The Groveland Four, Justice Denied For 66 Years… And Counting

It was the road sign that made it real.

Josh Venkataraman was returning to the University of Florida, where he is a senior, from Orlando earlier this year when he saw it. “Groveland,” it said.

He had read what happened there in Gilbert King’s Pulitzer Prize-winning book, Devil in the Grove, for a class a few years before “and it touched me.” But seeing that sign did more; bringing home to him that Groveland was a real and tangible place where a real and tangible atrocity unfolded beginning in 1949. That, he says, was when he knew “I really wanted to get involved and change history, essentially.”

So Venkataraman, who, as a high-school student, won a Silver Knight, a service award given by The Miami Herald and El Nuevo Herald, sought out Carol Greenlee, a 65-year-old consultant in Nashville. Her father, Charles Greenlee, was the last of the so-called “Groveland Four.” He died in 2012.

She admits she was skeptical of this 21-year-old kid and questioned him closely. But when Venkataraman asked for her support in mounting a petition drive on behalf of her father and the other men, she gave it. “I’m in the mode of trying to get my father exonerated,” she explains, “and I need all the help I can get.”

The two of them want one thing from you: your name on their petition. It’s at www.change.org/p/richard-scott-exonerate-the-groveland-four. To reiterate: They’re not asking Florida Gov. Rick Scott for a pardon. They want exoneration — recognition that these men were not just innocent of the crime for which they were charged, but that the “crime” itself never happened.

King details in his book how a young white woman named Norma Lee Padgett concocted a tale of gang rape by four black men. A doctor’s exam turned up no evidence of sexual assault. Neighbors who saw Padgett right after the alleged attack said she was neither disheveled nor panicked. They scoffed at the idea she was raped, but refused to testify for the defense. “Wouldn’t do to be called n—-r lover,” one said.

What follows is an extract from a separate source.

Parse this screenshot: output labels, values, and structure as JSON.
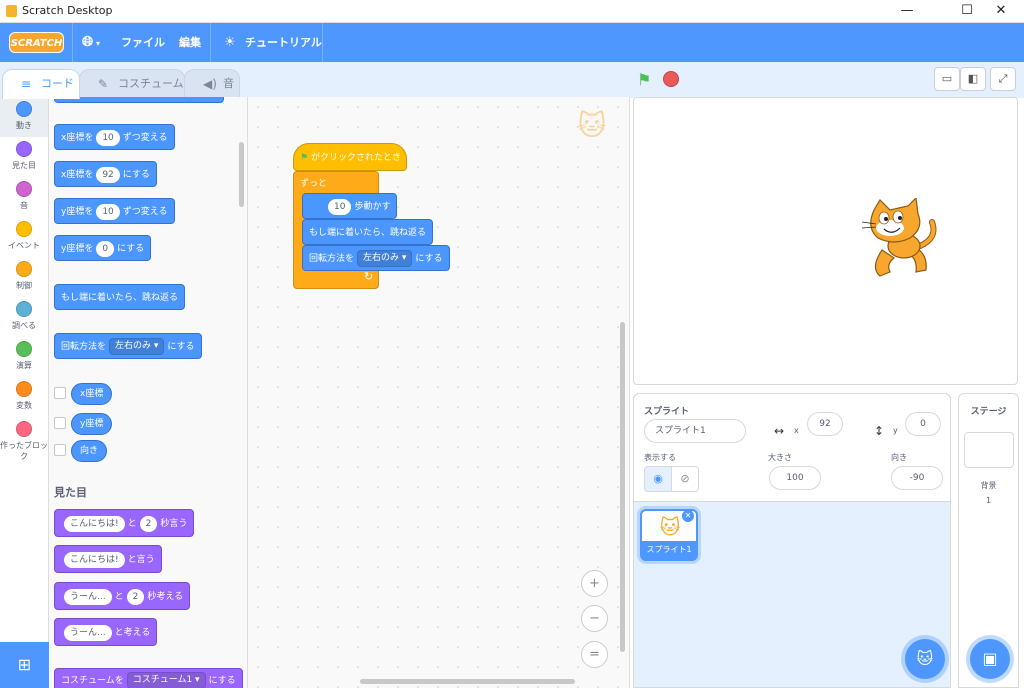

In Klan-infested postwar Florida, Padgett’s flimsy claim was enough for police to essentially start rounding up black men en masse: Walter Irvin, Samuel Shepherd, Ernest Thomas, and Charles Greenlee. The men didn’t all know each other. No forensic evidence tied them to the “crime.” But again, this was Florida in 1949.

Before it was over, a white mob would rampage through an African-American community, one man would be killed trying to escape, three would be beaten and tortured, the sheriff would summarily execute one man, and the remaining two would be convicted.

Carol, born shortly after her father’s arrest, says she grew up feeling a “cloud” over the Greenlee name. When she was young, her mother used to take her to visit him weekly “until he couldn’t take it to see me anymore and he told my mother not to ever bring me back there again.” She didn’t see him again until he was paroled. She was 11 by then.

Here’s why this matters: Some people like to pretend the world sprang into existence yesterday. In an era of mass incarceration and epidemic police misbehavior, they earnestly wonder why African-Americans often don’t trust law enforcement. Here, then, is an instructive reminder, past tapping present on the shoulder — justice denied for 66 years and counting.

“You still have innocent people,” says Carol Greenlee, “innocent black men, every day being rejected, being dejected and being put in prison for things they have not done. So we’ve got to find a way to correct the injustice that a group of people have been experiencing for years. I’m 65 years old and I’m still looking for justice for my father, who was wrongfully imprisoned for something he didn’t do and really didn’t happen. Why don’t you correct that?”